Preparation itself would be a carnival in its own right. For 10 to 15 days students, teachers, ex-students and outsiders would work day and night. Work would continue till the late hours of the night and into early morning of Pahela Baishakh. Then in the morning all things were lined up in the order that they would leave the premises. The dhak players were distributed proportionately across the procession.
The procession is a sight worth watching indeed. The gathering crowd stretches from the gates of the art college to the Shahbagh crossing. Even the footpaths are filled up at both ends. The shobhajatra begins at the gates and processes across the Suhrawardy Uddyan. On a few occasions, the procession has taken the route in front of the National Press Club, right up to Kakrail, and back to the art college. The participants walk on one lane of the road to prevent the traffic from being stuck. It generally takes one to two hours to complete the shobhajatra.
‘There are people dancing all along the way — old, young, families, foreigners — even hours after the shobhajatra is over. I even see people in their cars and bikes on the other side of the street rock to the beat of the dhak. We even control the traffic ourselves as our boys on motorbikes travel ahead of us and clear the way,’ says Juise.
This year, the hub of the activities will be the area starting from Shahbagh, the art college, Mall Chattar and TSC, right up to the Bangla Academy, Suhrawardy Uddyan, Shaheed Minar and the High Court.

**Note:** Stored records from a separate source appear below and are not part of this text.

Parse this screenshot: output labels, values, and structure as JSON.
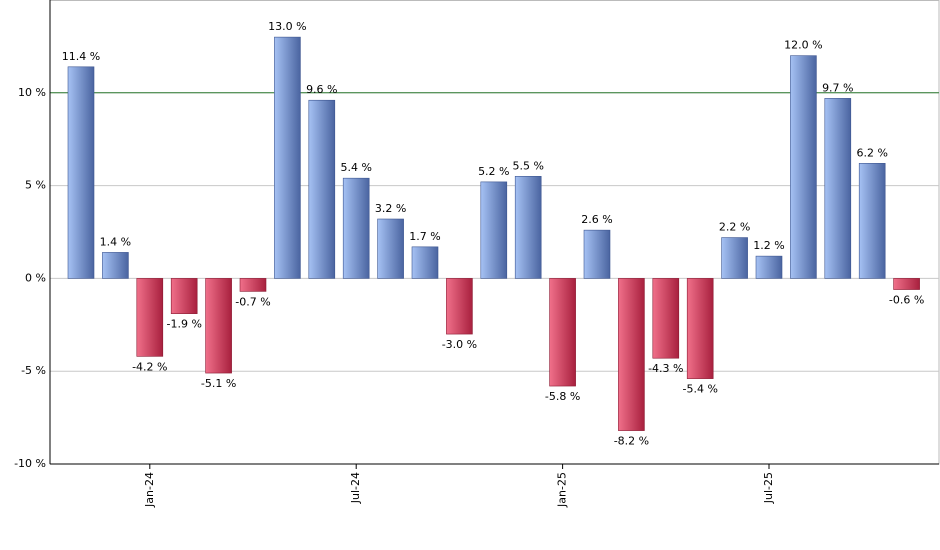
{
  "chart_data": {
    "type": "bar",
    "categories": [
      null,
      null,
      "Jan-24",
      null,
      null,
      null,
      null,
      null,
      "Jul-24",
      null,
      null,
      null,
      null,
      null,
      "Jan-25",
      null,
      null,
      null,
      null,
      null,
      "Jul-25",
      null,
      null,
      null,
      null
    ],
    "values": [
      11.4,
      1.4,
      -4.2,
      -1.9,
      -5.1,
      -0.7,
      13.0,
      9.6,
      5.4,
      3.2,
      1.7,
      -3.0,
      5.2,
      5.5,
      -5.8,
      2.6,
      -8.2,
      -4.3,
      -5.4,
      2.2,
      1.2,
      12.0,
      9.7,
      6.2,
      -0.6
    ],
    "value_labels": [
      "11.4 %",
      "1.4 %",
      "-4.2 %",
      "-1.9 %",
      "-5.1 %",
      "-0.7 %",
      "13.0 %",
      "9.6 %",
      "5.4 %",
      "3.2 %",
      "1.7 %",
      "-3.0 %",
      "5.2 %",
      "5.5 %",
      "-5.8 %",
      "2.6 %",
      "-8.2 %",
      "-4.3 %",
      "-5.4 %",
      "2.2 %",
      "1.2 %",
      "12.0 %",
      "9.7 %",
      "6.2 %",
      "-0.6 %"
    ],
    "positive_color": [
      "#a6c2f4",
      "#4a64a0"
    ],
    "negative_color": [
      "#f0708a",
      "#a8203e"
    ],
    "ylim": [
      -10,
      15
    ],
    "yticks": [
      {
        "value": -10,
        "label": "-10 %"
      },
      {
        "value": -5,
        "label": "-5 %"
      },
      {
        "value": 0,
        "label": "0 %"
      },
      {
        "value": 5,
        "label": "5 %"
      },
      {
        "value": 10,
        "label": "10 %"
      }
    ],
    "grid": true,
    "reference_line": 10,
    "reference_color": "#2e7d32"
  }
}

Hundreds of thousands will throng the area from the break of dawn till the next day, some starting celebrations from the day before.
At the art college you can get masks, get your face painted, buy artwork, T-shirts and all kinds of local items. There will be baul sangeet and lokosangeet by different groups and shilpa goshthis in and around the university area. There are going to be various food stalls – the legendary panta-ilish on kolapata, luchi-tarkari and other traditional food.
And finally, a lot of colour. Colourful processions throughout the day – featuring boats, thrones, stage kings and queens, men dressed as bauls and boyatis, men dressed in dhotis, men dressed as theatrical characters, and women dressed in the traditional white sari with the red paar.

Cultural Programmes on Pahela Boishakh
Different cultural organisations have chalked up elaborate programmes on the occasion of Pahela Boishakh.

Chhayanaut:
Leading cultural organisation Chhayanaut will hold its most acclaimed music programme on the eve of Pahela Boishakh at Ramna Batamul, which will begin at 6:30am.

Bangladesh Shilpakala Academy:
Bangladesh Shilpakala Academy will organise a three-day cultural programme which begins on Pahela Boishakh and will feature songs, dances, theatrical performances and a traditional fair.

Faculty of Fine Arts, Dhaka University:
Students of fine arts faculty of Dhaka University have also chalked up a three-day programme which begins at the faculty’s Bakul Tala on April 13 to mark the Chaitra Shangkranti or the last day of the Bengali month Chaitra. On the morning of Pahela Boishakh, they will hold the most colourful rally rich with traditional handicrafts of various sizes.

Hrishiz:
Another organisation Hrishiz will hold a cultural programme at the same place in the afternoon.